Turning to the first sentence, restrictions on party affiliation by members of the police can neither be justified in the interests of national security nor on any of the other grounds, i.e. public safety, the prevention of disorder or crime, the protection of health or morals and the protection of the rights and freedoms of others.  The amendment to the Hungarian Constitution and the relevant legislation do not pursue any of these public interests. Their aim is rather to ensure that the armed forces, the police and the security services are politically neutral entities in order to avoid institutional links which, during the totalitarian period, existed with the ruling party.  In a politically pluralistic democracy, political parties are independent of the State. This is even a prerequisite for admission to the Council of Europe and the European Convention of Human Rights. In these circumstances, there is no pressing social need for such prohibitions on the membership in political parties.  On the contrary, it would seem to be one of the basic conditions of a modern pluralistic democracy that, regardless of profession or status, every citizen can freely express his political convictions, in particular through elections, but also by adhering to political parties.  Political parties are the major instrument for the citizen to participate in the political life of a nation.
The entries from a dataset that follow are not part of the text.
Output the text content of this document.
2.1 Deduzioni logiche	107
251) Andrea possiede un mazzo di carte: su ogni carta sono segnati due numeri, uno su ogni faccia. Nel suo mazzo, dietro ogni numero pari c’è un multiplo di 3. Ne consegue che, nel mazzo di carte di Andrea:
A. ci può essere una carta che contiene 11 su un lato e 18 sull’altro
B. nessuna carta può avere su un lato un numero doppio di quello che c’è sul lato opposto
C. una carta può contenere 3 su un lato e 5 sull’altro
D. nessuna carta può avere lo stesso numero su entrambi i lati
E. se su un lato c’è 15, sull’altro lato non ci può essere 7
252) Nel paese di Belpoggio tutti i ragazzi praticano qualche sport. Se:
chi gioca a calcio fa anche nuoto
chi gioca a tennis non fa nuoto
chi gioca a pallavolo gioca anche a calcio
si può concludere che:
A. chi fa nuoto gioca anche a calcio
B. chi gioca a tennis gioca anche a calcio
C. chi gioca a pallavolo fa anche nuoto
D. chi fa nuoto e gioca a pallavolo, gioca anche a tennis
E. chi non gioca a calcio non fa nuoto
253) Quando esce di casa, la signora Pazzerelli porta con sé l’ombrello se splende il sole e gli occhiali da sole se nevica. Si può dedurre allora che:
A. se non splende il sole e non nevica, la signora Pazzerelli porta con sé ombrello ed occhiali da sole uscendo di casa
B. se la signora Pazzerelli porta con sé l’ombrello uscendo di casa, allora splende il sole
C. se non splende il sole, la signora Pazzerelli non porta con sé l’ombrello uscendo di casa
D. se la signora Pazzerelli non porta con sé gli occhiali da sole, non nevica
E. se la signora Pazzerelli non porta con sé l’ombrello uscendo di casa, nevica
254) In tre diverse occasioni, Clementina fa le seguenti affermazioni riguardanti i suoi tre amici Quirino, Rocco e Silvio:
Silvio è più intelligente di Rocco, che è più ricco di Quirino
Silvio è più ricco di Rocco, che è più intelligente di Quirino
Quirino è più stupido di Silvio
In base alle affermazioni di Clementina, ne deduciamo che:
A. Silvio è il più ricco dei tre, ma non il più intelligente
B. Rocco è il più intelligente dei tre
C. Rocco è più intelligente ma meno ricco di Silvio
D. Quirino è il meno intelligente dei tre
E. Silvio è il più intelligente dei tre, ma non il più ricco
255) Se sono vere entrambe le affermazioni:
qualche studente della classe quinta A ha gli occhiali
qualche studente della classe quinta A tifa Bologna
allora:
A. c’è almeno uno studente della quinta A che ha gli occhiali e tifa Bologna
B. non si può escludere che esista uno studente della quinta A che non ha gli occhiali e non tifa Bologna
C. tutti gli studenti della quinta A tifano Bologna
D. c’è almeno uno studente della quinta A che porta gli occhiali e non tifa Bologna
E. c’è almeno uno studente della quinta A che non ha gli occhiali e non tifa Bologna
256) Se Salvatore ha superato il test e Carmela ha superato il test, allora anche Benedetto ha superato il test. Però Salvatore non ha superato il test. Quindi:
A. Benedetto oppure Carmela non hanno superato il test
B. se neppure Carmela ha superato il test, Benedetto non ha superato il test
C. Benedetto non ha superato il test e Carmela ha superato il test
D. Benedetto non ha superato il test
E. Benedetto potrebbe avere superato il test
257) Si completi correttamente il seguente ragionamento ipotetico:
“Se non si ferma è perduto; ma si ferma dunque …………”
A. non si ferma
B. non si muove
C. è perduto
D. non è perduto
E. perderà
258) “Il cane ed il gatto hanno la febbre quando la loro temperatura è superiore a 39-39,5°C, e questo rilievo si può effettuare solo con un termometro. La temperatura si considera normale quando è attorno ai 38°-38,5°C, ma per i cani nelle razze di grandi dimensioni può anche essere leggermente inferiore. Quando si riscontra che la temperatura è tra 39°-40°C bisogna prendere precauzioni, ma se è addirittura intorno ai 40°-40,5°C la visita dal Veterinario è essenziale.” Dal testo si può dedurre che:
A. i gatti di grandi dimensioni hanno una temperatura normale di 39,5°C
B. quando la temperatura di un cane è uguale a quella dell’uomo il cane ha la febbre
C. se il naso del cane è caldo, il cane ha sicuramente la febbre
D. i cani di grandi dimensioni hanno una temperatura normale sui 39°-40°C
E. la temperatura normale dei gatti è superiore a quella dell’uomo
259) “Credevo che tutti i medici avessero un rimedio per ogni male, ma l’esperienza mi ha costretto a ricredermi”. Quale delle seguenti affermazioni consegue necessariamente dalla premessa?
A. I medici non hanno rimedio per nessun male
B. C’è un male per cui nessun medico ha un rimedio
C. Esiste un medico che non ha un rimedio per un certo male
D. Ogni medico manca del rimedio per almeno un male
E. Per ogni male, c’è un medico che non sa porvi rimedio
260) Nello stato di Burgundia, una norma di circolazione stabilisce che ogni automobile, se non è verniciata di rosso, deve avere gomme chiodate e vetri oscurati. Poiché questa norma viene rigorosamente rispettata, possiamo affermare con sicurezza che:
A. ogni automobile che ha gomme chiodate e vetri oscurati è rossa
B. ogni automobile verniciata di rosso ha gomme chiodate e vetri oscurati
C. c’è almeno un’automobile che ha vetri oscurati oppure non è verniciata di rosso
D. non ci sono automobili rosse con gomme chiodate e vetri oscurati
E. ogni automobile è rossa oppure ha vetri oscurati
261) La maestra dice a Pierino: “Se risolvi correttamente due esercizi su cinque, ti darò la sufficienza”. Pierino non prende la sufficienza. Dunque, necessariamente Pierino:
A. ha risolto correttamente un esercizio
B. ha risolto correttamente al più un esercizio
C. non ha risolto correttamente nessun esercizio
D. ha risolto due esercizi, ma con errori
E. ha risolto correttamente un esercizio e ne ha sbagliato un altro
The separation between political parties and the administration of the State as a whole was part of the constitutional monarchy where the army, the police and the civil service owed loyalty to the monarch. This element does not provide sufficient justification within a modern pluralistic democracy.

3. The second sentence of Article 11 para. 2 may justify restrictions on specific categories of State officials, such as the police, even if none of the public interests mentioned in the first sentence can be invoked. This is, in my view, the very sense of this second sentence. Nevertheless, any interference has to stand the test of necessity in a democratic society.  There is no convincing argument to justify a complete prohibition of party membership.  This goes beyond a restriction,  amounting to a denial, for the members of the police, of the right to join specific categories of associations.

Mr Geus has indicated that there may be legitimate reasons to impose on the police restrictions regarding the exercise of the right to associate. For instance, they may be prohibited from having leading posts in a political party or from participating in public demonstrations of that political party or from declaring in public their party affiliation during an election campaign.  However, to impose a complete prohibition on party membership is disproportionate in a democratic society where every citizen should have, as far as possible, the chance to participate in the formation of the political will of the people and the State.